Mr Humphrys put forward the figures of £50,000 pounds a year as being the Labour Party’s definition of rich, and 60% per cent income tax, as being a ‘fair’ contribution. Mr Hain did not refute these figures, merely avoided answering the questions in his self-styled ‘debate’.

Given that Tony Blair hinted at more tax increases, earlier in the week in his Fabian Society speech, it seems he is ready to formally break his 1997 ‘pledge’ to not increase income tax.

But does this really signal it’s time up for Tony Blair?

Andy Duncan

Sometimes things do get better

As a lot of people are aware, the new Harry Potter book, Harry Potter and the Order of the Phoenix goes on sale at midnight tonight. In the UK, the recommended retail price of the book is £16.99, which is fairly typical for a new hardback novel (although expensive for a children’s book). However, Britain’s booksellers are using it as a loss leader, and it is thus going to be available for much less than this. Amazon is selling it for £8.49, and the cheapest I have seen it advertised in a shop with physical premises is £9.99.

Judging by the prices of the other books in the Harry Potter series, the paperback edition of the new book is likely to sell for £7.99 (when it comes), so the effect of all this discounting is that the hardcover of the new book is selling for close to the price of a paperback. Obviously this is good. Consumers will be saving money. Poor people (or cheap people) who normally wait for the paperback in order to save money will be able to buy the hardcover, thus saving their children from social death. There will be happiness and light in the world. Capitalism is a fine thing.

Remarkably, as recently as 1995 this discounting would have been illegal. Believe it or not, book prices in the UK were fixed. Under something called the Net Book Agreement, it was actually illegal for a bookseller to sell a recently published book at any price other than the one set by the publisher. Supposedly, this was so that publishers could make money from popular books and thus subsidise more “worthy” books, or something. (In reality, it protected specialist bookstores from supermarkets and other stores that merely stocked a few bestsellers). When the price fixing was abolished, various literary establishment figures came out of the woodword and said how terrible this was. I remember some famous author (Harold Pinter?) saying something like that removing price fixing on books would “Lead to a decline in the number and quality of books published in the UK. In fact, we will end up will a lowest common denominator publishing industry like the one we have in America”.

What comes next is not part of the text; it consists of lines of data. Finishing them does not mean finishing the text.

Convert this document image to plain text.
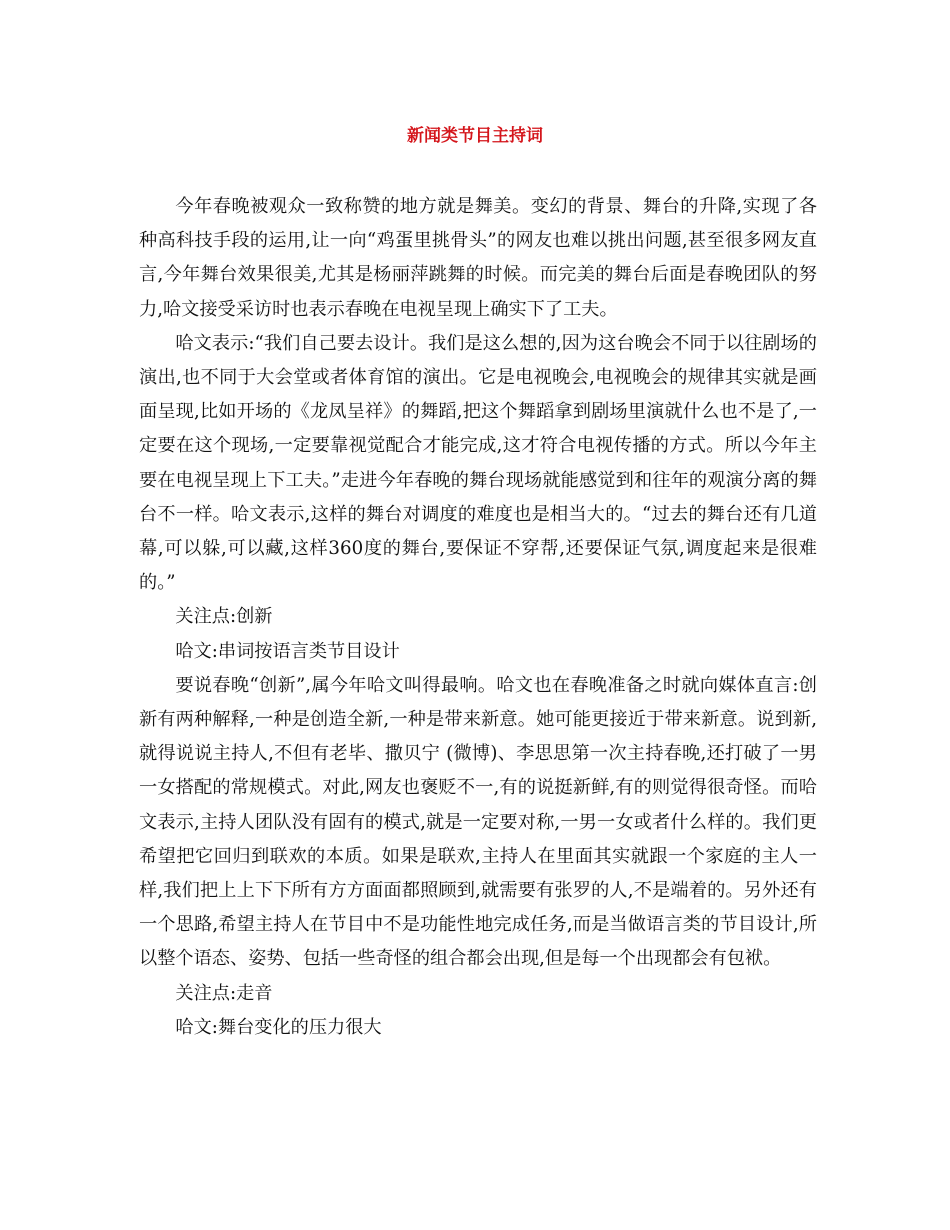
新闻类节目主持词

今年春晚被观众一致称赞的地方就是舞美。变幻的背景、舞台的升降,实现了各种高科技手段的运用,让一向“鸡蛋里挑骨头”的网友也难以挑出问题,甚至很多网友直言,今年舞台效果很美,尤其是杨丽萍跳舞的时候。而完美的舞台后面是春晚团队的努力,哈文接受采访时也表示春晚在电视呈现上确实下了工夫。

哈文表示:“我们自己要去设计。我们是这么想的,因为这台晚会不同于以往剧场的演出,也不同于大会堂或者体育馆的演出。它是电视晚会,电视晚会的规律其实就是画面呈现,比如开场的《龙凤呈祥》的舞蹈,把这个舞蹈拿到剧场里演就什么也不是了,一定要在这个现场,一定要靠视觉配合才能完成,这才符合电视传播的方式。所以今年主要在电视呈现上下工夫。”走进今年春晚的舞台现场就能感觉到和往年的观演分离的舞台不一样。哈文表示,这样的舞台对调度的难度也是相当大的。“过去的舞台还有几道幕,可以躲,可以藏,这样360度的舞台,要保证不穿帮,还要保证气氛,调度起来是很难的。”

关注点:创新

哈文:串词按语言类节目设计

要说春晚“创新”,属今年哈文叫得最响。哈文也在春晚准备之时就向媒体直言:创新有两种解释,一种是创造全新,一种是带来新意。她可能更接近于带来新意。说到新,就得说说主持人,不但有老毕、撒贝宁 (微博)、李思思第一次主持春晚,还打破了一男一女搭配的常规模式。对此,网友也褒贬不一,有的说挺新鲜,有的则觉得很奇怪。而哈文表示,主持人团队没有固有的模式,就是一定要对称,一男一女或者什么样的。我们更希望把它回归到联欢的本质。如果是联欢,主持人在里面其实就跟一个家庭的主人一样,我们把上上下下所有方方面面都照顾到,就需要有张罗的人,不是端着的。另外还有一个思路,希望主持人在节目中不是功能性地完成任务,而是当做语言类的节目设计,所以整个语态、姿势、包括一些奇怪的组合都会出现,但是每一个出现都会有包袱。

关注点:走音

哈文:舞台变化的压力很大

And my goodness, we couldn’t have that, could we. What fate could possibly be worse than being like America?

In any event, British bookbuyers (many of them children) over the next couple of days will save a total of something like £25 million due to the demise of the net book agreement. Politicians often favour indirect subsidies over direct ones because indirect ones (although always actually more expensive) are often hard to quantify. It’s always interesting when an event like this gives you some actual numbers for an indirect subsidy. £25 million is a lot of money. You could buy David Beckham for that.